News is by nature negative. Headlines point to the disasters and tragedies of the day. You never see "EVERYTHING'S FINE" in big type.
That's good, since everything is not fine, as a rule. So the bad gets publicity, and the good can be ignored. Run into something wonderful and enjoy it, but keep it to yourself. You don't want to be a publicist. What is forgotten is that others might enjoy it too, if only they knew.
So, realizing the risks involved in praise, I have to let this one out:
Donley's Wild West Town in Union, Ill. Fun. Unexpected.
I never had heard of the place. Never heard of Union, for that matter. My wife found it. She has been running her own one-woman summer camp, and, in her endless quest to occupy the boys every day, found Donley's in a book.
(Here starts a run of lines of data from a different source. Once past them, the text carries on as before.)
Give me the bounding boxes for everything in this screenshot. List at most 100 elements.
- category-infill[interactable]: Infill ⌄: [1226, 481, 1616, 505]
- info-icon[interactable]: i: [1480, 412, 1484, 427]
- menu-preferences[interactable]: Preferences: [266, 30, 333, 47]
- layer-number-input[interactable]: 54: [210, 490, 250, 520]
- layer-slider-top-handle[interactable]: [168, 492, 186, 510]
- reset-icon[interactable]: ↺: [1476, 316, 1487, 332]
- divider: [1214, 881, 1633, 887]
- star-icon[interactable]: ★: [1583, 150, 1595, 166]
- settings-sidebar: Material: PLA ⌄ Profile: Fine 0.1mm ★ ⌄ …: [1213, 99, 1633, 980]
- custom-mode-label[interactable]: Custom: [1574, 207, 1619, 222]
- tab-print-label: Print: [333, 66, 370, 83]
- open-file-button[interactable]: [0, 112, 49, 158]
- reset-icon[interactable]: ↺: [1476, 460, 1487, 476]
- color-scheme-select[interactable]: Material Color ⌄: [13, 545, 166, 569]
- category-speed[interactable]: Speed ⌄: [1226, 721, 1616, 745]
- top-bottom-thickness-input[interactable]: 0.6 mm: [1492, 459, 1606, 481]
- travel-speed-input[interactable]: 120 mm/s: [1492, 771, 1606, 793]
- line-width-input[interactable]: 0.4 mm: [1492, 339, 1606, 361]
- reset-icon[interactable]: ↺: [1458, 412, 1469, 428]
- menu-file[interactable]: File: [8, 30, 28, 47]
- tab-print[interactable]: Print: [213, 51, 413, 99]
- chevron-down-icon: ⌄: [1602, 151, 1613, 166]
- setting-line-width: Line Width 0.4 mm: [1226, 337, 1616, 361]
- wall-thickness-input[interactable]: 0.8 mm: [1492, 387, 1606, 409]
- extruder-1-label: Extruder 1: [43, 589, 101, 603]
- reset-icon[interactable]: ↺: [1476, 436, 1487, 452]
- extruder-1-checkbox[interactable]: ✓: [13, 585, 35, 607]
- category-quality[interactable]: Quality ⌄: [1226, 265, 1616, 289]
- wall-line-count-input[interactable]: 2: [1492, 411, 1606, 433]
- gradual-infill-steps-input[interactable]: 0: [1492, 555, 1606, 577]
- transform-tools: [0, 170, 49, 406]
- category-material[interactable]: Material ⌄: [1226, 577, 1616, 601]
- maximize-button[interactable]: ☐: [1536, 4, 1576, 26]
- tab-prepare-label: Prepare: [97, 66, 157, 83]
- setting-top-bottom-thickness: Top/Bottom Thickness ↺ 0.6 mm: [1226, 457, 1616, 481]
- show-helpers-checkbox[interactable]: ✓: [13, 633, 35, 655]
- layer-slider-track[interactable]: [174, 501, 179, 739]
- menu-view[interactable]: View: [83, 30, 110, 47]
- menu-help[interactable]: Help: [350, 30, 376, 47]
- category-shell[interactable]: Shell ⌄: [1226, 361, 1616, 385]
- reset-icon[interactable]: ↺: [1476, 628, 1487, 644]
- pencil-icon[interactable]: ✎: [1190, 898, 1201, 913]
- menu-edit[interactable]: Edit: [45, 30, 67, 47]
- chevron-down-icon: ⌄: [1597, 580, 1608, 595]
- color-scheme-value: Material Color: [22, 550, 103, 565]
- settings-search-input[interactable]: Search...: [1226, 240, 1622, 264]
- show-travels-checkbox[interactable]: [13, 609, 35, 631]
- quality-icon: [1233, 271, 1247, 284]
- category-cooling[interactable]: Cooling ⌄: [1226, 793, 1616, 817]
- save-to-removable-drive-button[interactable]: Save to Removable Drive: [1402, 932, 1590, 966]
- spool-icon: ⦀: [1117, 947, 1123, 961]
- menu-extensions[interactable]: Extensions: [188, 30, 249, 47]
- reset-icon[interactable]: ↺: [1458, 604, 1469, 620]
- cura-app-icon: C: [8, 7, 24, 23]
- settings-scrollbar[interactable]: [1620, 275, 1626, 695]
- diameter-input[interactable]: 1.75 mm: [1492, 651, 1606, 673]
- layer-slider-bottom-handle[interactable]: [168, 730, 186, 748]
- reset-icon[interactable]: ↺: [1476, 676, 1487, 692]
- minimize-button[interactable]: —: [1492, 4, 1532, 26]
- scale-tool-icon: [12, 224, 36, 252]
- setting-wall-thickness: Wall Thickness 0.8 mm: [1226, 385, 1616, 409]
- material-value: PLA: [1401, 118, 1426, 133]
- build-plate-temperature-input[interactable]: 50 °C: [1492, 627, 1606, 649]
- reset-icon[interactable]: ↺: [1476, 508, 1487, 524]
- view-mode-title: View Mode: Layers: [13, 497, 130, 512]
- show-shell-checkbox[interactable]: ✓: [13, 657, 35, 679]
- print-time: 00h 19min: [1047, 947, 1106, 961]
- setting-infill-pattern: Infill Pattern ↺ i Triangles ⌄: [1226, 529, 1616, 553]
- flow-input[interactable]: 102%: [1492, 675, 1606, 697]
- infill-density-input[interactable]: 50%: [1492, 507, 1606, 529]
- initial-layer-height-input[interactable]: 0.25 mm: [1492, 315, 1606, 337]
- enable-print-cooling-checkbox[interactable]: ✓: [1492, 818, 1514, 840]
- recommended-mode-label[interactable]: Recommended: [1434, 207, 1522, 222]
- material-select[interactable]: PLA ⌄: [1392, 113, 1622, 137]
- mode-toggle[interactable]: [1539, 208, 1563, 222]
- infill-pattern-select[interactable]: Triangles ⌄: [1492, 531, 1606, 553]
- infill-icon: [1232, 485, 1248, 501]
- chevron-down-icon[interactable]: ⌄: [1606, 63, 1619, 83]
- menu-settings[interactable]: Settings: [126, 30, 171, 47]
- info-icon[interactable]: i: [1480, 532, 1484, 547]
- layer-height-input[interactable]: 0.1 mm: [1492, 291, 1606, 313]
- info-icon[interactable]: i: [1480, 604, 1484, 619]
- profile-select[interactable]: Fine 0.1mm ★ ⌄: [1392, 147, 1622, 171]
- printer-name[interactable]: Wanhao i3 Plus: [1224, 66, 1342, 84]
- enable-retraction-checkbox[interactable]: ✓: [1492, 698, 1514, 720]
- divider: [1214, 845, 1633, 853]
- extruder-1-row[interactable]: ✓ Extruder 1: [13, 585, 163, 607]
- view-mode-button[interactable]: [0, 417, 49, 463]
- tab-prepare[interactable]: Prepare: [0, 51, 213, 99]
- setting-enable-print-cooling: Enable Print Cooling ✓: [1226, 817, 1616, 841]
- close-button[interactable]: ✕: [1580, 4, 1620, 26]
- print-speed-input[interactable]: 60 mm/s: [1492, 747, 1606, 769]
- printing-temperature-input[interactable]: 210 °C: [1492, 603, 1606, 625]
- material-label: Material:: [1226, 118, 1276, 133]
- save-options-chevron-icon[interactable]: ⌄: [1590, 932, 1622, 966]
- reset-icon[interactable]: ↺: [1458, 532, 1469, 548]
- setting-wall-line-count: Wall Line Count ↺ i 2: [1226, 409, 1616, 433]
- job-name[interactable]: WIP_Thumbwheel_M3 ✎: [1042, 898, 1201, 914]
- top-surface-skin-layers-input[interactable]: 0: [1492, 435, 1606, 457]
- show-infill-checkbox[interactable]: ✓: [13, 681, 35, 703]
My first thought was: "I've never heard of Union. It must be far away."
Make that far, far away. A solid hour's drive from Chicago. Plenty of time to dread the kind of cheesy, rundown joint a bitter cynic such as myself would expect from "Wild West Town." Neglect. Decay. A few pathetic attractions, run by indifferent teens forced to wear plastic uniforms.
It wasn't. Not close. A big area enclosed by neat wooden buildings. For nine bucks, kids pan for gold in a miner's flume and ride a pony and a small choo-choo train. They are taught to lasso and invited to watch a bullwhip demonstration and a 20-minute Wild West show with gunplay and chases and corny jokes and bad guys tumbling from balconies.
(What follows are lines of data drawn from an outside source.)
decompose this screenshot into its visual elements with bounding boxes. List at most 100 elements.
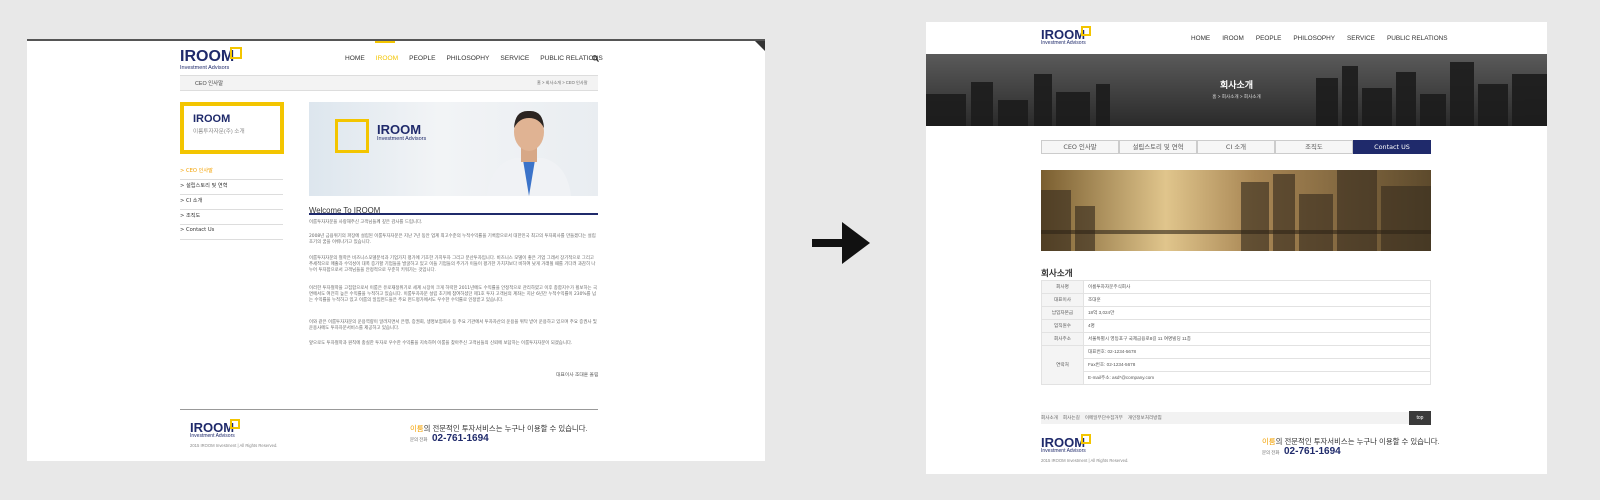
nav-iroom[interactable]: IROOM xyxy=(1222,35,1244,42)
tab-ci[interactable]: CI 소개 xyxy=(1197,140,1275,154)
info-value: 18억 3,024만 xyxy=(1083,306,1431,320)
footer-links: 회사소개 회사는길 이메일무단수집거부 개인정보처리방침 xyxy=(1041,415,1162,421)
footer-phone[interactable]: 02-761-1694 xyxy=(1284,446,1341,457)
info-key: 대표이사 xyxy=(1041,293,1084,307)
footer-copyright: 2015 IROOM Investment | All Rights Reser… xyxy=(1041,458,1129,463)
site-logo[interactable]: IROOM Investment Advisors xyxy=(1041,26,1091,46)
side-menu-label: CI 소개 xyxy=(186,198,203,204)
search-icon[interactable] xyxy=(592,55,599,62)
subheader-bar xyxy=(180,75,598,91)
corner-badge[interactable] xyxy=(755,41,765,51)
tab-org[interactable]: 조직도 xyxy=(1275,140,1353,154)
nav-iroom[interactable]: IROOM xyxy=(376,55,398,62)
logo-square-icon xyxy=(1081,26,1091,36)
tab-contact[interactable]: Contact US xyxy=(1353,140,1431,154)
ceo-paragraph: 이와 같은 이룸투자자문의 운용역량이 알려지면서 은행, 증권회, 생명보험회… xyxy=(309,320,597,332)
nav-home[interactable]: HOME xyxy=(1191,35,1210,42)
footer-logo-square-icon xyxy=(1081,434,1091,444)
banner-yellow-square xyxy=(335,119,369,153)
contact-line: E-mail주소: asd*@company.com xyxy=(1083,371,1431,385)
site-logo[interactable]: IROOM Investment Advisors xyxy=(180,47,242,71)
side-menu-label: 설립스토리 및 연혁 xyxy=(186,183,228,189)
intro-box-subtitle: 이룸투자자문(주) 소개 xyxy=(193,129,245,135)
nav-service[interactable]: SERVICE xyxy=(500,55,529,62)
table-row: Fax번호: 02-1234-5678 xyxy=(1042,358,1431,372)
ceo-paragraph: 2008년 금융위기의 파장에 설립된 이룸투자자문은 지난 7년 동안 업계 … xyxy=(309,234,596,246)
footer-phone[interactable]: 02-761-1694 xyxy=(432,433,489,444)
table-row: 대표이사 조대훈 xyxy=(1041,293,1431,307)
intro-box-title: IROOM xyxy=(193,113,231,125)
info-key: 회사명 xyxy=(1041,280,1084,294)
table-row: 임직원수 4명 xyxy=(1041,319,1431,333)
footer-link[interactable]: 이메일무단수집거부 xyxy=(1085,415,1123,421)
footer-copyright: 2015 IROOM Investment | All Rights Reser… xyxy=(190,443,278,448)
nav-service[interactable]: SERVICE xyxy=(1347,35,1375,42)
after-page: IROOM Investment Advisors HOME IROOM PEO… xyxy=(926,22,1547,474)
side-menu-item-history[interactable]: > 설립스토리 및 연혁 xyxy=(180,182,283,195)
table-row: 회사주소 서울특별시 영등포구 국제금융로8길 11 여명빌딩 11층 xyxy=(1041,332,1431,346)
welcome-underline xyxy=(309,213,598,215)
logo-sub: Investment Advisors xyxy=(1041,40,1086,46)
footer-link[interactable]: 회사는길 xyxy=(1063,415,1080,421)
footer-slogan-highlight: 이룸 xyxy=(410,424,424,433)
top-button[interactable]: top xyxy=(1409,411,1431,425)
ceo-banner: IROOM Investment Advisors xyxy=(309,102,598,196)
logo-sub: Investment Advisors xyxy=(180,65,230,71)
footer-slogan-highlight: 이룸 xyxy=(1262,437,1276,446)
side-menu-item-ci[interactable]: > CI 소개 xyxy=(180,197,283,210)
side-menu-item-org[interactable]: > 조직도 xyxy=(180,212,283,225)
nav-home[interactable]: HOME xyxy=(345,55,365,62)
nav-people[interactable]: PEOPLE xyxy=(1256,35,1282,42)
company-info-table: 회사명 이룸투자자문주식회사 대표이사 조대훈 납입자본금 18억 3,024만 임직… xyxy=(1041,280,1431,385)
city-photo xyxy=(1041,170,1431,251)
info-value: 조대훈 xyxy=(1083,293,1431,307)
ceo-paragraph: 이러한 투자철학을 고집함으로서 이룸은 유로재정위기로 세계 시장이 크게 하… xyxy=(309,286,597,304)
side-menu-label: CEO 인사말 xyxy=(186,168,213,174)
main-nav: HOME IROOM PEOPLE PHILOSOPHY SERVICE PUB… xyxy=(345,55,603,62)
side-menu-label: 조직도 xyxy=(186,213,201,219)
footer-link[interactable]: 개인정보처리방침 xyxy=(1128,415,1162,421)
table-row: 납입자본금 18억 3,024만 xyxy=(1041,306,1431,320)
subheader-title: CEO 인사말 xyxy=(195,81,224,87)
footer-logo: IROOM Investment Advisors xyxy=(190,419,240,439)
footer-phone-label: 문의 전화 xyxy=(1262,450,1280,455)
nav-people[interactable]: PEOPLE xyxy=(409,55,435,62)
before-page: IROOM Investment Advisors HOME IROOM PEO… xyxy=(27,39,765,461)
banner-logo-word: IROOM xyxy=(377,122,422,137)
table-row: 회사명 이룸투자자문주식회사 xyxy=(1041,280,1431,294)
nav-philosophy[interactable]: PHILOSOPHY xyxy=(447,55,490,62)
footer-logo: IROOM Investment Advisors xyxy=(1041,434,1091,454)
info-value: 4명 xyxy=(1083,319,1431,333)
ceo-paragraph: 이룸투자자문을 사랑해주신 고객님들께 깊은 감사를 드립니다. xyxy=(309,220,423,225)
tab-ceo[interactable]: CEO 인사말 xyxy=(1041,140,1119,154)
contact-line: 대표번호: 02-1234-5678 xyxy=(1083,345,1431,359)
info-key: 임직원수 xyxy=(1041,319,1084,333)
footer-divider xyxy=(180,409,598,410)
footer-logo-sub: Investment Advisors xyxy=(1041,448,1086,454)
footer-link[interactable]: 회사소개 xyxy=(1041,415,1058,421)
breadcrumb: 홈 > 회사소개 > CEO 인사말 xyxy=(537,80,588,85)
info-key: 납입자본금 xyxy=(1041,306,1084,320)
tab-history[interactable]: 설립스토리 및 연혁 xyxy=(1119,140,1197,154)
table-row: E-mail주소: asd*@company.com xyxy=(1042,371,1431,385)
banner-logo-sub: Investment Advisors xyxy=(377,136,427,142)
sub-tabs: CEO 인사말 설립스토리 및 연혁 CI 소개 조직도 Contact US xyxy=(1041,140,1431,154)
hero-breadcrumb: 홈 > 회사소개 > 회사소개 xyxy=(1212,94,1261,99)
info-key: 연락처 xyxy=(1041,345,1084,385)
side-menu-item-contact[interactable]: > Contact Us xyxy=(180,227,283,240)
side-menu-item-ceo[interactable]: > CEO 인사말 xyxy=(180,167,283,180)
hero-banner: 회사소개 홈 > 회사소개 > 회사소개 xyxy=(926,54,1547,126)
ceo-signature: 대표이사 조대훈 올림 xyxy=(556,373,599,378)
section-title: 회사소개 xyxy=(1041,268,1073,278)
main-nav: HOME IROOM PEOPLE PHILOSOPHY SERVICE PUB… xyxy=(1191,35,1448,42)
nav-philosophy[interactable]: PHILOSOPHY xyxy=(1293,35,1335,42)
ceo-portrait xyxy=(487,110,571,196)
contact-line: Fax번호: 02-1234-5678 xyxy=(1083,358,1431,372)
footer-phone-label: 문의 전화 xyxy=(410,437,428,442)
nav-public-relations[interactable]: PUBLIC RELATIONS xyxy=(1387,35,1448,42)
logo-square-icon xyxy=(230,47,242,59)
ceo-paragraph: 이룸투자자문의 철학은 비즈니스모델분석과 기업가치 평가에 기초한 가치투자 … xyxy=(309,256,596,274)
transition-arrow-icon xyxy=(812,222,870,264)
footer-slogan-text: 의 전문적인 투자서비스는 누구나 이용할 수 있습니다. xyxy=(1275,437,1440,446)
ceo-paragraph: 앞으로도 투자철학과 원칙에 충실한 투자로 우수한 수익률을 지속하여 이룸을… xyxy=(309,341,573,346)
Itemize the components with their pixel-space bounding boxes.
The place had an enormous restaurant where a tired dad could enjoy a beer with his lunch, and a jail cell where the sheriff herds the kiddies into a real old-fashioned lock-up and lets them ponder their imprisonment for a moment before compelling them to sing a song before he lets them out, all with a deft good humor, as if he hadn't done the same thing a dozen times that day, a hundred times that week, and thousands of times over the years.
That wasn't the best part, however. The best part, for me, was the faces of the employees. They were adults. Men. One face after another, deeply tanned, lined, sun baked. Cowboy faces. Grizzled Marlboro men. A long, white mustache. A Clint Eastwood squint. All dressed like real, genuine cowboys. My kids will remember the pony, but I will always be amazed that the guy leading them around looked like he just stepped out of "Rio Bravo."
Enthusiastic, authentic employees couldn't be an accident.
"What we try to do is attract people who have a love of the old West," said Mike Donley, son of the founder, adding that the town has been there 25 years this summer. "We get a lot of retirees looking for something to do. The first thing we try to instill is: We don't pay your salary. Those guys coming through the door do. If those kids go home at night thinking you're camping under the stars, eating beans, then you've done your job. If you haven't, those kids aren't coming back."
So that's the story. My apologies for sharing something positive. I'm sure I'll be my old self again next time. But with my kids clamoring to return and, incredibly, me looking forward to taking them, I couldn't just sit on this. The bulk of August stretches long and hot before us, and more than a few readers must need somewhere to take the kiddies that is worth the drive.